Portrait de Marguerite Steinhel avec sa fille © DR |
- À ce propos, quel regard portez-vous sur le film J'accuse de Roman Polanski ?
- J'ai vu le film, par ailleurs très bon. Il ne faut pas l'interdire. Je suis contre la censure. Si Roman Polanski est réellement coupable, il doit être condamné. Je suis contre le tribunal collectif. Même s'il y a prescription, il faut trouver une manière pour que les victimes puissent démontrer qu'elles ont été victimes. On est dans un système de droit où la présomption d'innocence prévaut. Donc la charge de la preuve revient à la victime. Je ne remets pas en cause la parole des femmes. Je ne sais pas si Polanski est coupable ou pas. Je trouve qu'on est dans un moment terriblement radical qui veut interdire, qui accuse de manière collective. Cette attitude va à l'encontre de mes objectifs en tant que présidente CFFF, qui voudrait donner une image des femmes collée avec une caricature. Le féminisme, ce n'est pas porter une plainte collective contre quelqu'un. Ce sont les personnes concernées qui doivent parler de ça.

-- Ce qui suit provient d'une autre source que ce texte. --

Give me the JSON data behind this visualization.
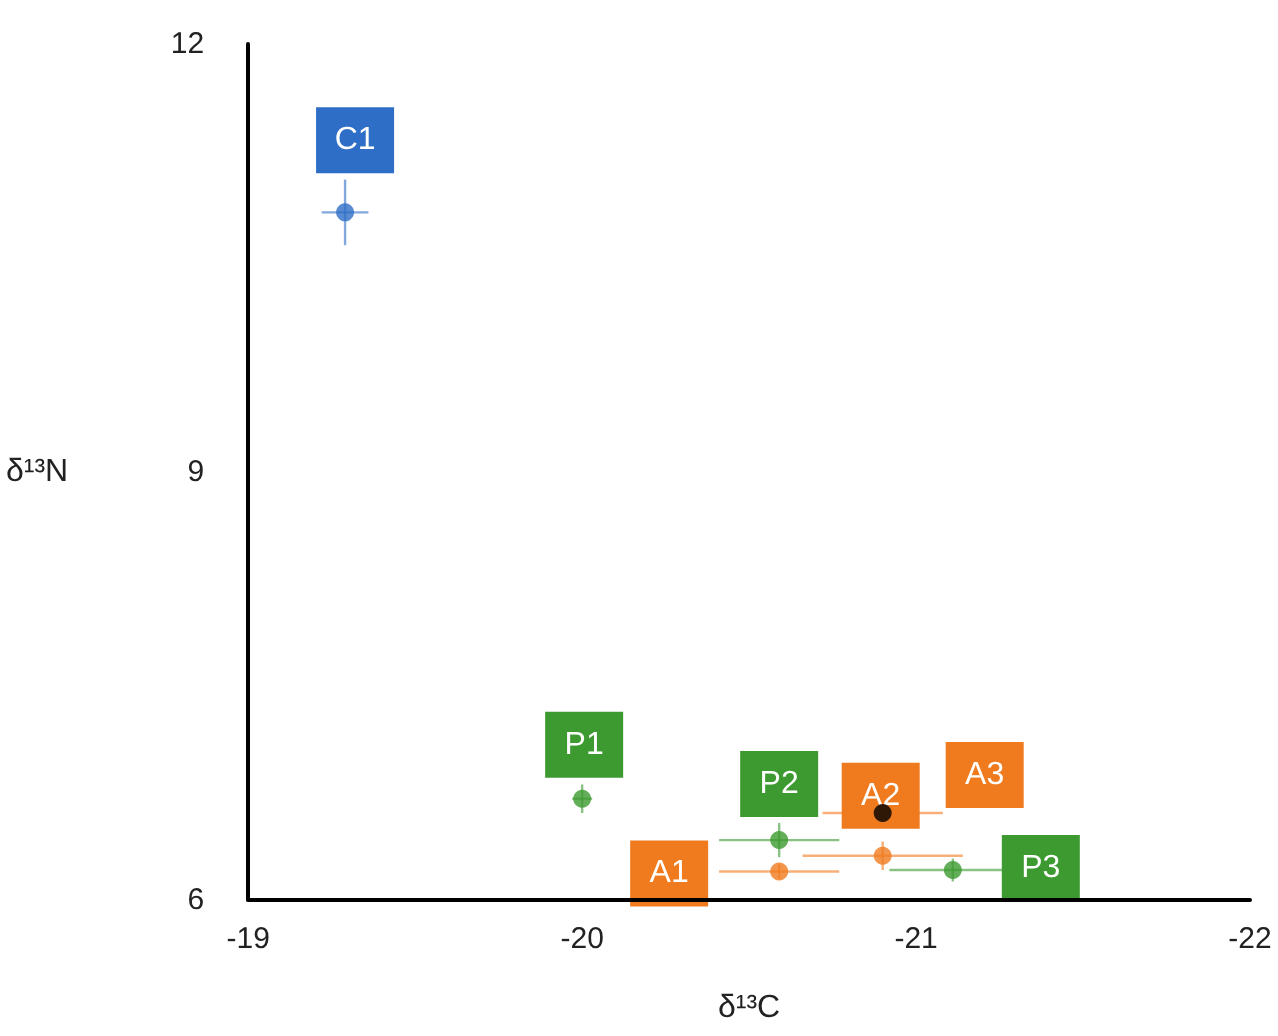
{
  "chart_data": {
    "type": "scatter",
    "xlabel": "δ¹³C",
    "ylabel": "δ¹³N",
    "xlim": [
      -19,
      -22
    ],
    "xticks": [
      -19,
      -20,
      -21,
      -22
    ],
    "ylim": [
      6,
      12
    ],
    "yticks": [
      6,
      9,
      12
    ],
    "grid": false,
    "marker": "circle",
    "series": [
      {
        "color": "#2e6ec6",
        "x": [
          -19.29
        ],
        "values": [
          10.82
        ],
        "xerrors": [
          0.07
        ],
        "errors": [
          0.23
        ]
      },
      {
        "color": "#3c9a30",
        "x": [
          -20.0,
          -20.59,
          -21.11
        ],
        "values": [
          6.71,
          6.42,
          6.21
        ],
        "xerrors": [
          0.03,
          0.18,
          0.19
        ],
        "errors": [
          0.1,
          0.12,
          0.08
        ]
      },
      {
        "color": "#f07a1e",
        "colors": [
          "#f07a1e",
          "#f07a1e",
          "#000000"
        ],
        "x": [
          -20.59,
          -20.9,
          -20.9
        ],
        "values": [
          6.2,
          6.31,
          6.61
        ],
        "xerrors": [
          0.18,
          0.24,
          0.18
        ],
        "errors": [
          0.05,
          0.1,
          0.05
        ]
      }
    ],
    "annotations": [
      {
        "text": "C1",
        "x": -19.29,
        "y": 10.82
      },
      {
        "text": "P1",
        "x": -20.0,
        "y": 6.71
      },
      {
        "text": "P2",
        "x": -20.59,
        "y": 6.42
      },
      {
        "text": "P3",
        "x": -21.11,
        "y": 6.21
      },
      {
        "text": "A1",
        "x": -20.59,
        "y": 6.2
      },
      {
        "text": "A2",
        "x": -20.9,
        "y": 6.31
      },
      {
        "text": "A3",
        "x": -20.9,
        "y": 6.61
      }
    ]
  }
}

- Le féminisme a-t-il changé ?
- Oui ! Le jeu sexuel, la sensualité, l'expérience du plaisir sans un engament étaient des années bénies. Le sida a tout changé. Il a permis le retour d'un discours très alarmiste sur la sexualité. Pour être protégés, continuer à vivre, il faut être abstinent ou être avec un seul partenaire. D'où le retour d'un cadre le plus sécurisant pour les jeunes. L'investissement dans le lien amoureux est différent, ce qui est sans doute positif. Mais je ne voudrais pas avoir 25 ans aujourd'hui. Il y a trente ans, on se traitait de manière égale, à tous les niveaux. Un homme me giflait ? Je claquais la porte. Aujourd'hui, la société est beaucoup plus violente. Les femmes se sentent coupables quand elles doivent quitter leur compagnon parce qu'on n'est plus dans cette liberté, cette légèreté. Je prône l'universalisme des droits, et pas seulement dans le féminisme. Je plaide pour une société plus souple, moins identitaire. Aujourd'hui, certains courants plus radicaux du féminisme mènent à la division plutôt qu'au rassemblement. Je refuse le manichéisme.
Sylvie Lausberg © DR |
- Comment combattre le féminicide ?
- Des propositions de loi sont sur la table pour que l'article 410 du code pénal incrimine de manière spécifique le féminicide. On voit qu'en Espagne et d'autres pays où le féminicide est incriminé comme tel, la population, les mentalités en tiennent compte. La loi Lizin1 n'a que 20 ans en Belgique. Les mentalités changent, et sous la pression des féministes. Notre objectif est qu'il n'y ait pas de féminicide. La Belgique doit appliquer la convention d'Istanbul qu'elle a ratifiée en 2016. Contraignante, elle vise à l'élimination des violences envers les femmes. Tous les deux ans, la Belgique doit rendre un rapport pour montrer qu'on met en place des politiques contre les violences envers les femmes. Le chantier est énorme. La Belgique recense 40 000 procès-verbaux pour violences conjugales par an. Seulement 10 % des femmes portent plainte et 70% sont classées sans suite. 23 féminicides ont été recensés en 2019 et 100 depuis 2017. On demande que le plan d'action contre les violences soit une priorité du gouvernement fédéral parce que le fléau est généralisé.
1 : La loi Lizin a sorti la violence conjugale de la sphère privée pour la placer dans le domaine d'intervention de la Justice.